Another shocking thing: Since the day I switched email accounts at Battle.net, I receive a phishing mail per week at the new email address.
I have run both updated AVG and MS security essentials and can't find a logger.
How on earth can they know what new email address I'm using >_>

I tried using netstat and such to see whether there are foreign connections.
The only awkward one I saw was from the weird Akamai company that most of us have permanent connections to for little reason (even when no online program is running). I don't think they're behind this though :P

This is worse. There has been theft involved in terms of monetary. Sony was a breach but there hasn't been any theft involved. This has. Even if it is phishing, I woulld be pissed off if I lost 50$ on stuff I didn't buy. They need to lock down anything that could be sold outside of xbl in the mean time. Whoever is to blame needs to come out or class action law suits will hit them hard.

[QUOTE="WilliamRLBaker"]

maybe geoff shouldn't have clicked that link in his email and put in his user name and password at the prompt?

RandomWinner

God this frustrates me. This isn't happening do to poor judgement. Haven't touched my Xbox in 6 months and I got hacked. Now they're conducting an investigation on my account.
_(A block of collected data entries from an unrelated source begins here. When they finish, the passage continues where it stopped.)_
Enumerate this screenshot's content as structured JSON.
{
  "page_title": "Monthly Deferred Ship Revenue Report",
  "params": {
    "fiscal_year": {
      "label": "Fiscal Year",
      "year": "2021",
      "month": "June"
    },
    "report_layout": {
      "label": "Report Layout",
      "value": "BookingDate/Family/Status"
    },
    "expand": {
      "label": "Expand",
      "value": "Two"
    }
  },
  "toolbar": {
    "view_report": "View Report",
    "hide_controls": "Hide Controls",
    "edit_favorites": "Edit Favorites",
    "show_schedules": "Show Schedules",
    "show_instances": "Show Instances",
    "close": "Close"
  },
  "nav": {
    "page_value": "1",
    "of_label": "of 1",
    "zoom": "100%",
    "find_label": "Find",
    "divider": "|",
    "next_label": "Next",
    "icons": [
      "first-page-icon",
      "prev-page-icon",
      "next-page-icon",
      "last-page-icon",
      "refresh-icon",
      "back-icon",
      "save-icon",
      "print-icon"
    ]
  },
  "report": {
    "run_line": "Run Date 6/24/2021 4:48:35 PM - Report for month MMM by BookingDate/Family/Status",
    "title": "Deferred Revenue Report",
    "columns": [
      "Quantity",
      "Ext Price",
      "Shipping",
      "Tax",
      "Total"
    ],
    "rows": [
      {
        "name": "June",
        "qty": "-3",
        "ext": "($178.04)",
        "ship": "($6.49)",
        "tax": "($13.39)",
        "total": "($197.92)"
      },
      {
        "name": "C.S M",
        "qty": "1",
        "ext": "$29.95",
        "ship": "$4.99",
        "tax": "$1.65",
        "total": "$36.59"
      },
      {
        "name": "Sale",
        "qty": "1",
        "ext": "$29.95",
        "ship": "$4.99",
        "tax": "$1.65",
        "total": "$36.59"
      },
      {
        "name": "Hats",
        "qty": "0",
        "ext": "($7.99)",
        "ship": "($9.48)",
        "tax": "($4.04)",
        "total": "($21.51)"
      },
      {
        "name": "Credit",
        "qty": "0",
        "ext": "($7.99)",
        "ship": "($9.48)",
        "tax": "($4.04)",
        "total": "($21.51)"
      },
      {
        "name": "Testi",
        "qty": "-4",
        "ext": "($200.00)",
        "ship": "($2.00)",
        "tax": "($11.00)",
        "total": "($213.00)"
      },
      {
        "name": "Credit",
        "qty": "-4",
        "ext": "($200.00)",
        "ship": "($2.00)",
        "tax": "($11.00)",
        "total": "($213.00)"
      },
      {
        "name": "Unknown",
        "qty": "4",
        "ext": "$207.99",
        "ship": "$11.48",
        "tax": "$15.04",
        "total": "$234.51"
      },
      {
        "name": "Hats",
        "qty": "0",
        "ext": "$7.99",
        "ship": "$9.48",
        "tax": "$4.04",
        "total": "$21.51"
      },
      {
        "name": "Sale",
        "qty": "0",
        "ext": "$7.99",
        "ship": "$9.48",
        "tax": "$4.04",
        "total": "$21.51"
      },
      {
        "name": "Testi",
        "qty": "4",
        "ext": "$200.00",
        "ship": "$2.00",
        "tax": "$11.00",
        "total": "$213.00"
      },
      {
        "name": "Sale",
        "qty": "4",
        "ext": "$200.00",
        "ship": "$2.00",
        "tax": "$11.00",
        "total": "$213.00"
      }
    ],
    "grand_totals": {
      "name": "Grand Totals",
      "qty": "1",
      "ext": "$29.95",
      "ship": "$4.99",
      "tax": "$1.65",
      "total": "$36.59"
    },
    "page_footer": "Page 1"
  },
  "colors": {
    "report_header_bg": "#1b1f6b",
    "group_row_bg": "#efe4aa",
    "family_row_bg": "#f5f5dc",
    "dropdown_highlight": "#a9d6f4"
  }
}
I've given out way more info than I should on PSN but the Xbox that I never use, that's not hooked up to the internet, that sends me emails that I don't click, that I never share with anyone, was the one that gets hacked. This is not the fault of the users, this is MS's problem to fix.

No point in replying, from what I've seen MS could be leaders of a terrorist organization and the Xbox defense squad (William here) will just jump in and defend them to the death while making fun of Sony to move the discussion away.